The Tanning Shop (registered as The Feel Good Group Limited) owed almost £35,000 to staff, second only to Rupert Galliers-Pratt, who owns an engineering company in the north east and owes staff more than £60,000.
“The Feel Good Group Limited breached the minimum wage rules due to a technical issue regarding the deduction of a Petty Cash float and training expenses,” a spokesperson from The Feel Good Group Limited said.
High street book shop Waterstones failed to pay nearly £8,700 to 58 workers.
A spokesperson for Waterstones responded: “The breach was a technical one caused by salary sacrifice arrangements with employees in the period 2016-2018. It was remedied immediately that it was identified.”
“We support without reservation the principle and practice of the Minimum Wage. To name and shame companies who flout it is fair. To name those who, for historic technical breaches caused only by processes that favoured the employee, does not seem fair,” they continued.
The 208 employers are up from the 191 released in August – Labour criticised the government for not doing enough to stop employers underpaying their workers.

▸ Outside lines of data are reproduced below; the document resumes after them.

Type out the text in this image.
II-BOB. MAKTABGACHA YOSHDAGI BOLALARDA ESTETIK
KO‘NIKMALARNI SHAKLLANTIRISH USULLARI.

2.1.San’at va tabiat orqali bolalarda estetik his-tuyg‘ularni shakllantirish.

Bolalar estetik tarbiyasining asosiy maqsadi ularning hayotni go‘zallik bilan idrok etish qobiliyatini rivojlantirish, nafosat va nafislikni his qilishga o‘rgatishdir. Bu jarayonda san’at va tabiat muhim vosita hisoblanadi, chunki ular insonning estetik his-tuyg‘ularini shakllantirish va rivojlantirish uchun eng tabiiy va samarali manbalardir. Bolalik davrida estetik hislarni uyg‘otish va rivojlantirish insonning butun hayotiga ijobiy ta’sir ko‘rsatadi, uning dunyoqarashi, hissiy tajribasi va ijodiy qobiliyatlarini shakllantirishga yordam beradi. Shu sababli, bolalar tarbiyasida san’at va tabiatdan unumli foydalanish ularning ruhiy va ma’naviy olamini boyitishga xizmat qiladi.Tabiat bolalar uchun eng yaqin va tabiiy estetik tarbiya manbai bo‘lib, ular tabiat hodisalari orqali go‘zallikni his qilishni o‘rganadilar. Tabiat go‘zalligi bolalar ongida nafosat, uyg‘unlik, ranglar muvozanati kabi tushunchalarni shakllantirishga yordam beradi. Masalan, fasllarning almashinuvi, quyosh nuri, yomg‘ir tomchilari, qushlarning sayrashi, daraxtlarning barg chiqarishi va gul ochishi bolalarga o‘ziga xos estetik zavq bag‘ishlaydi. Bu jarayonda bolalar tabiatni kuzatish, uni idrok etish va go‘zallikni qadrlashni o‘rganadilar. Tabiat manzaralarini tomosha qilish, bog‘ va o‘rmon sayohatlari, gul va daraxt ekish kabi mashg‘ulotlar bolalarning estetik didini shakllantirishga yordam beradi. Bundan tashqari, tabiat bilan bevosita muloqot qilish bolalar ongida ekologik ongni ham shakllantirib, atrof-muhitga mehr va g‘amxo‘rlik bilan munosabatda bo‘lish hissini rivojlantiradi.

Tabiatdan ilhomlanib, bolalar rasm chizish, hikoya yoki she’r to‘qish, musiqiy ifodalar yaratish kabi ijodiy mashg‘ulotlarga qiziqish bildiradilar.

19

“The fact that we are seeing so many employers and household names flouting the minimum wage shows the Government simply aren’t taking this issue seriously enough,” said Justin Madders, shadow employment rights minister.
“There have been laws on the minimum wage for over 20 years now so there should be no excuse for this level of breaches,” she continued.
However the fines have been branded as too low by the Resolution Foundation, that found that naming and shaming has little impact overall because consumers “always favour cheaper prices over ethical concerns.”
“There is little economic incentive for rule-breaking employers to change their ways,” said Hannah Slaughter, economist at the Resolution Foundation.
A company found to be paying workers under the minimum wage would need to be fined around 700 per cent of overdue wage payments to counteract the savings the company made in docking pay, the Foundation found in a three-year study.
And of course, “naming dodgy firms only works when they are caught in the first place, so more widespread enforcement is needed,” Slaughter continued.
Household names including John Lewis, The Body Shop and Sheffield United Football Club were named and shamed in August.